Jacky O’Connor and Stephanie Bacon

Professors, co-directors
Art and Humanities Institute
College of Arts and Sciences

Portrait of Stephanie

Bacon, photo by Carrie

Quinney.

Portrait of Jacky

O’Connor

Stephanie Bacon and Jacky O’Connor both have been awarded stipends from the National Endowment for the Humanities (NEH) to participate in an NEH summer institute for college and university educators, “American Material Culture: 19th Century New York.” The institute will be held for four weeks this summer at New York City’s Bard Graduate Center, which is devoted to the study of decorative arts, design history and material culture. The duo will be part of a cohort of 18 scholars visiting collections and meeting with curators and scholars who incorporate material culture in their research and teaching.

Bacon, a professor of art, and O’Connor, a professor of English, submitted separate applications outlining individual projects that align with the work of the summer institute. One of Bacon’s goals is to make use of Bard Library’s museum studies collection and the shared knowledge of the institute community to revise a special topics interdisciplinary course on exhibition design she taught last spring, and to reposition the course as a regular curricular offering. O’Connor will use the opportunity to develop specific expertise in material culture studies with a focus on domestic and institutional spaces in her next book project, “Mental States: Asylums and American Drama.”

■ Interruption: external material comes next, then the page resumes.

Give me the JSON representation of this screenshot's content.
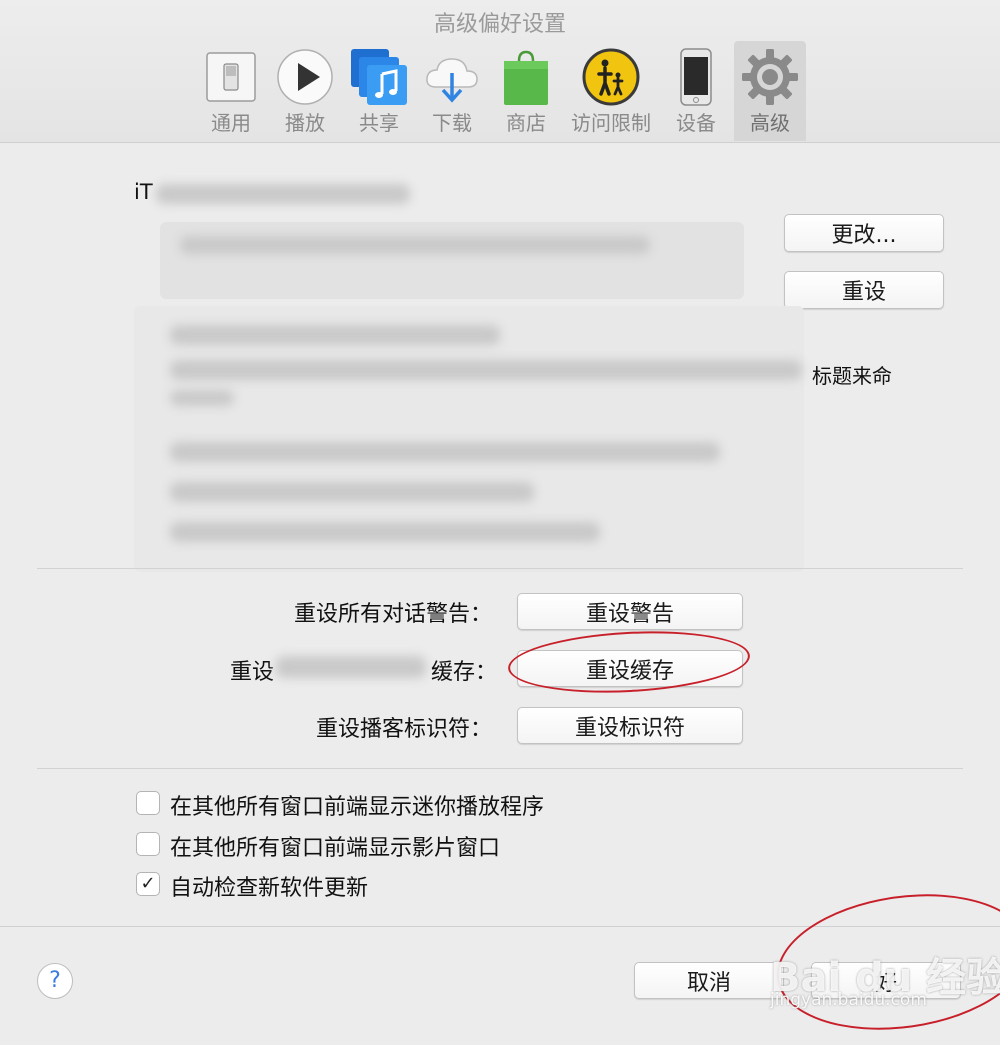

But the two saw the crossover of their interests in object study as an opportunity to further their collaborative work for the Arts and Humanities Institute, where they effectively bridge the arts and humanities disciplines, and foster innovative interdisciplinary projects and collaborations.

“We hope to use our experience in the institute to accelerate the advancement of AHI, its gallery and its related projects,” Bacon said.

NEH summer institutes are competitive and it is extraordinary to have two people from the same institution accepted out of a national field. O’Connor has participated in two previous summer programs sponsored by the NEH, and she describes them as high points of her professional life. The synergy of the interdisciplinary cohort and subject matter, she says, “pushes you creatively and productively to reimagine your place in your field and at your institution.”